Meet a Candidate for Congress, District 19, for Election Day, November 8, 2022

Publisher’s Note: We sent out an e-mail asking the candidates for the major political races next week to share information about themselves, so our readers can get to know them a little better. Every candidate had the opportunity to return their answers. We asked them:

A. Please tell us about yourself.
B. If you were elected to office, what are your top priorities and why?

We have run these answers over the last few weeks, in hopes this will help in your decision-making process on Tuesday, November 8. Please get out and vote!

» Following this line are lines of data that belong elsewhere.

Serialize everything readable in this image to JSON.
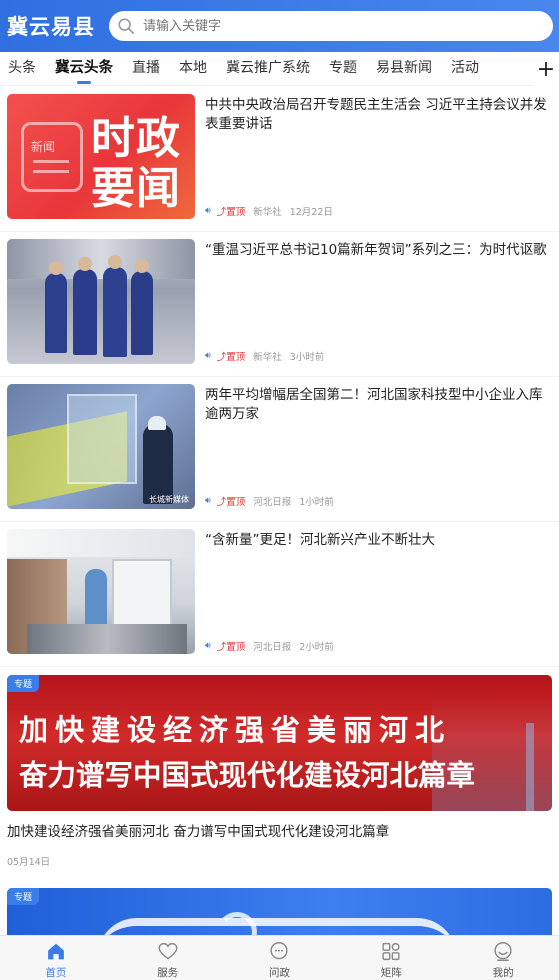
{
  "header": {
    "brand": "冀云易县",
    "search_placeholder": "请输入关键字"
  },
  "tabs": [
    {
      "label": "头条"
    },
    {
      "label": "冀云头条",
      "active": true
    },
    {
      "label": "直播"
    },
    {
      "label": "本地"
    },
    {
      "label": "冀云推广系统"
    },
    {
      "label": "专题"
    },
    {
      "label": "易县新闻"
    },
    {
      "label": "活动"
    }
  ],
  "tabs_more_icon": "plus-icon",
  "news": [
    {
      "title": "中共中央政治局召开专题民主生活会 习近平主持会议并发表重要讲话",
      "top_label": "置顶",
      "source": "新华社",
      "time": "12月22日",
      "thumb_text": {
        "small": "新闻",
        "big1": "时政",
        "big2": "要闻"
      }
    },
    {
      "title": "“重温习近平总书记10篇新年贺词”系列之三：为时代讴歌",
      "top_label": "置顶",
      "source": "新华社",
      "time": "3小时前"
    },
    {
      "title": "两年平均增幅居全国第二！河北国家科技型中小企业入库逾两万家",
      "top_label": "置顶",
      "source": "河北日报",
      "time": "1小时前",
      "thumb_text": {
        "watermark": "长城新媒体"
      }
    },
    {
      "title": "“含新量”更足！河北新兴产业不断壮大",
      "top_label": "置顶",
      "source": "河北日报",
      "time": "2小时前"
    }
  ],
  "special": {
    "tag": "专题",
    "banner_line1": "加快建设经济强省美丽河北",
    "banner_line2": "奋力谱写中国式现代化建设河北篇章",
    "title": "加快建设经济强省美丽河北 奋力谱写中国式现代化建设河北篇章",
    "date": "05月14日"
  },
  "special2": {
    "tag": "专题"
  },
  "bottom_nav": [
    {
      "label": "首页",
      "icon": "home-icon",
      "active": true
    },
    {
      "label": "服务",
      "icon": "heart-icon"
    },
    {
      "label": "问政",
      "icon": "chat-icon"
    },
    {
      "label": "矩阵",
      "icon": "grid-icon"
    },
    {
      "label": "我的",
      "icon": "user-icon"
    }
  ],
  "colors": {
    "accent": "#3b7de8",
    "top_label": "#e02d2d",
    "header_start": "#2f6fe0",
    "header_end": "#4a86ee"
  }
}
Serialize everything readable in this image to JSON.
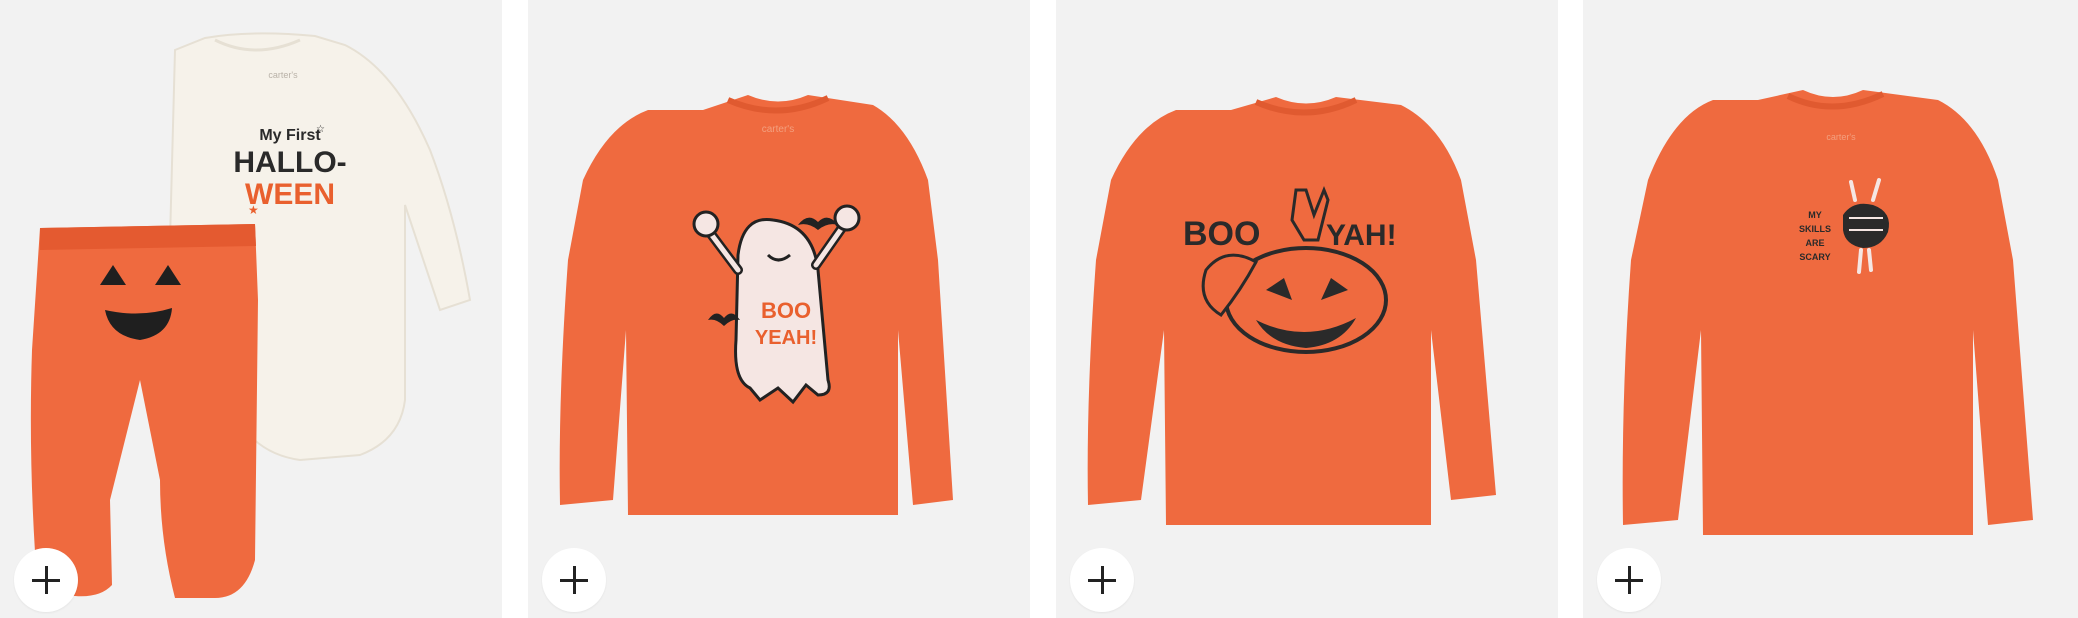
{
  "colors": {
    "card_background": "#f2f2f2",
    "shirt_orange": "#ef6a3f",
    "bodysuit_cream": "#f6f2ea",
    "print_dark": "#2a2a2a",
    "print_orange": "#e9602e"
  },
  "products": [
    {
      "brand_tag": "carter's",
      "print_lines": [
        "My First",
        "HALLO-",
        "WEEN"
      ],
      "add_icon": "plus-icon"
    },
    {
      "brand_tag": "carter's",
      "print_lines": [
        "BOO",
        "YEAH!"
      ],
      "add_icon": "plus-icon"
    },
    {
      "brand_tag": "carter's",
      "print_lines": [
        "BOO",
        "YAH!"
      ],
      "add_icon": "plus-icon"
    },
    {
      "brand_tag": "carter's",
      "print_lines": [
        "MY",
        "SKILLS",
        "ARE",
        "SCARY"
      ],
      "add_icon": "plus-icon"
    }
  ]
}
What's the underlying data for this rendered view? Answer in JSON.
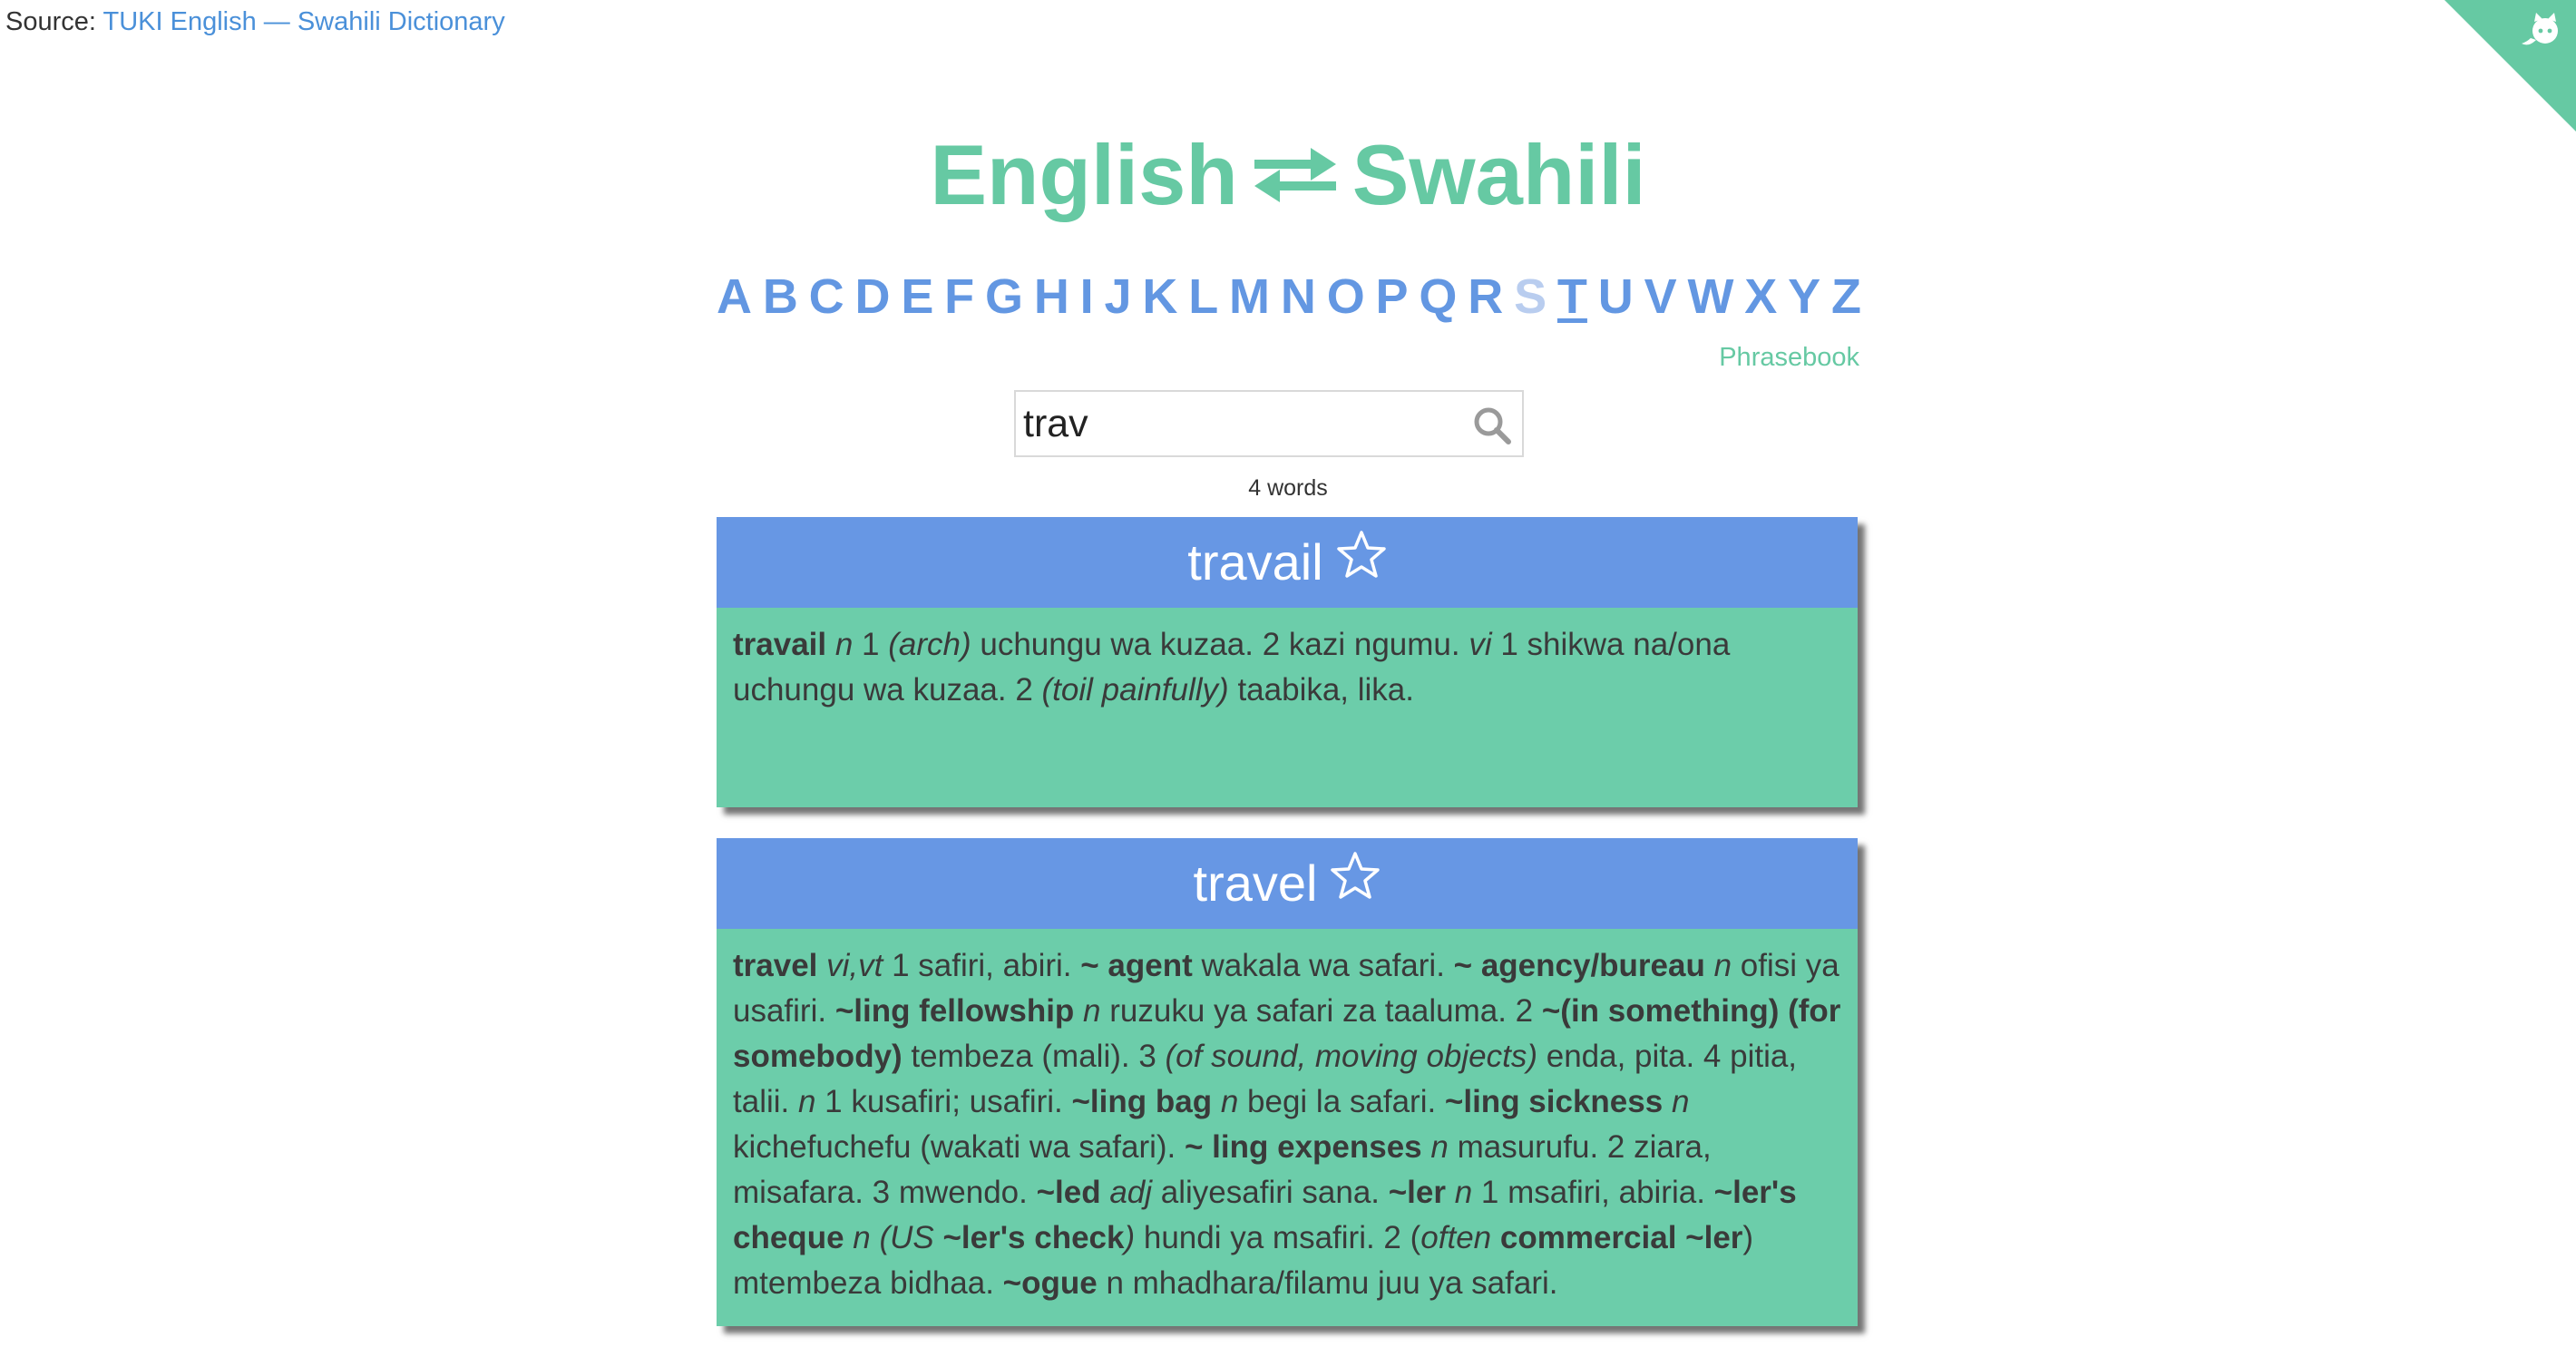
{
  "source": {
    "prefix": "Source:",
    "link_text": "TUKI English — Swahili Dictionary"
  },
  "title": {
    "left": "English",
    "right": "Swahili"
  },
  "alphabet": [
    "A",
    "B",
    "C",
    "D",
    "E",
    "F",
    "G",
    "H",
    "I",
    "J",
    "K",
    "L",
    "M",
    "N",
    "O",
    "P",
    "Q",
    "R",
    "S",
    "T",
    "U",
    "V",
    "W",
    "X",
    "Y",
    "Z"
  ],
  "alphabet_state": {
    "active": "T",
    "dimmed": "S"
  },
  "phrasebook_label": "Phrasebook",
  "search": {
    "value": "trav"
  },
  "word_count": "4 words",
  "colors": {
    "green": "#66c9a3",
    "blue": "#6397e2",
    "card_green": "#6ccdaa",
    "card_blue": "#6797e4"
  },
  "icons": {
    "search": "search-icon",
    "favorite": "star-outline-icon",
    "swap": "swap-arrows-icon",
    "github": "github-octocat-icon"
  },
  "entries": [
    {
      "word": "travail",
      "definition": [
        {
          "t": "travail",
          "s": "b"
        },
        {
          "t": " "
        },
        {
          "t": "n",
          "s": "i"
        },
        {
          "t": " 1 "
        },
        {
          "t": "(arch)",
          "s": "i"
        },
        {
          "t": " uchungu wa kuzaa. 2 kazi ngumu. "
        },
        {
          "t": "vi",
          "s": "i"
        },
        {
          "t": " 1 shikwa na/ona uchungu wa kuzaa. 2 "
        },
        {
          "t": "(toil painfully)",
          "s": "i"
        },
        {
          "t": " taabika, lika."
        }
      ]
    },
    {
      "word": "travel",
      "definition": [
        {
          "t": "travel",
          "s": "b"
        },
        {
          "t": " "
        },
        {
          "t": "vi,vt",
          "s": "i"
        },
        {
          "t": " 1 safiri, abiri. "
        },
        {
          "t": "~ agent",
          "s": "b"
        },
        {
          "t": " wakala wa safari. "
        },
        {
          "t": "~ agency/bureau",
          "s": "b"
        },
        {
          "t": " "
        },
        {
          "t": "n",
          "s": "i"
        },
        {
          "t": " ofisi ya usafiri. "
        },
        {
          "t": "~ling fellowship",
          "s": "b"
        },
        {
          "t": " "
        },
        {
          "t": "n",
          "s": "i"
        },
        {
          "t": " ruzuku ya safari za taaluma. 2 "
        },
        {
          "t": "~(in something) (for somebody)",
          "s": "b"
        },
        {
          "t": " tembeza (mali). 3 "
        },
        {
          "t": "(of sound, moving objects)",
          "s": "i"
        },
        {
          "t": " enda, pita. 4 pitia, talii. "
        },
        {
          "t": "n",
          "s": "i"
        },
        {
          "t": " 1 kusafiri; usafiri. "
        },
        {
          "t": "~ling bag",
          "s": "b"
        },
        {
          "t": " "
        },
        {
          "t": "n",
          "s": "i"
        },
        {
          "t": " begi la safari. "
        },
        {
          "t": "~ling sickness",
          "s": "b"
        },
        {
          "t": " "
        },
        {
          "t": "n",
          "s": "i"
        },
        {
          "t": " kichefuchefu (wakati wa safari). "
        },
        {
          "t": "~ ling expenses",
          "s": "b"
        },
        {
          "t": " "
        },
        {
          "t": "n",
          "s": "i"
        },
        {
          "t": " masurufu. 2 ziara, misafara. 3 mwendo. "
        },
        {
          "t": "~led",
          "s": "b"
        },
        {
          "t": " "
        },
        {
          "t": "adj",
          "s": "i"
        },
        {
          "t": " aliyesafiri sana. "
        },
        {
          "t": "~ler",
          "s": "b"
        },
        {
          "t": " "
        },
        {
          "t": "n",
          "s": "i"
        },
        {
          "t": " 1 msafiri, abiria. "
        },
        {
          "t": "~ler's cheque",
          "s": "b"
        },
        {
          "t": " "
        },
        {
          "t": "n",
          "s": "i"
        },
        {
          "t": " "
        },
        {
          "t": "(US ",
          "s": "i"
        },
        {
          "t": "~ler's check",
          "s": "b"
        },
        {
          "t": ")",
          "s": "i"
        },
        {
          "t": " hundi ya msafiri. 2 ("
        },
        {
          "t": "often",
          "s": "i"
        },
        {
          "t": " "
        },
        {
          "t": "commercial ~ler",
          "s": "b"
        },
        {
          "t": ") mtembeza bidhaa. "
        },
        {
          "t": "~ogue",
          "s": "b"
        },
        {
          "t": " n mhadhara/filamu juu ya safari."
        }
      ]
    }
  ]
}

Josh Riley, Democratic/Working Families Party

JOSH RILEY—DEM, WFP

Running for Congress, 19th District
A. I’m a fifth-generation Upstate New Yorker. My family came here over 100 years ago to work in the local factories. My dad was a maintenance worker in the IBM plants, and my mom served in law enforcement. As I was growing up, the plants closed down and good jobs were shipped overseas. I saw working families struggle even as Wall Street was booming and corporate profits were soaring. There’s corruption in our politics and greed in our economy, and the deck is stacked against working folks in Upstate New York and in favor of special interests and career politicians.
I’ve spent my career fighting back. The values and work ethic I learned here—and my public school education—allowed me to become an attorney. In my first case out of law school, I represented kids from low-income families who were having trouble getting access to healthcare services. I clerked for a federal appeals judge, studying our Constitution. I worked as counsel in the U.S. Senate, where I brought Democrats and Republicans together to fight the opioid epidemic and support survivors of domestic violence. As an attorney in private practice, I fought insurance companies that raised their rates on small businesses, and I argued for ratification of the Equal Rights Amendment to enshrine women’s equality into the law.
Now I’m running for Congress to represent the community that raised me. I’m the only candidate who is not accepting any corporate PAC money because I’ll always put Upstate New York first.

B. Let’s get corporate money out of politics. Today, corporations create Political Action Committees, or PACs, which contribute millions to candidates who vote for their interests instead of yours. Cable companies pay politicians to limit your choice of providers. Pharmaceutical companies pay politicians to keep prices high. Oil companies pay politicians who deny climate change. I believe we should end this practice. That’s why I’m the only candidate in this race who has never accepted a penny of corporate PAC money, and I never will, because I am going to Congress to fight for the community that raised me—not the special interests.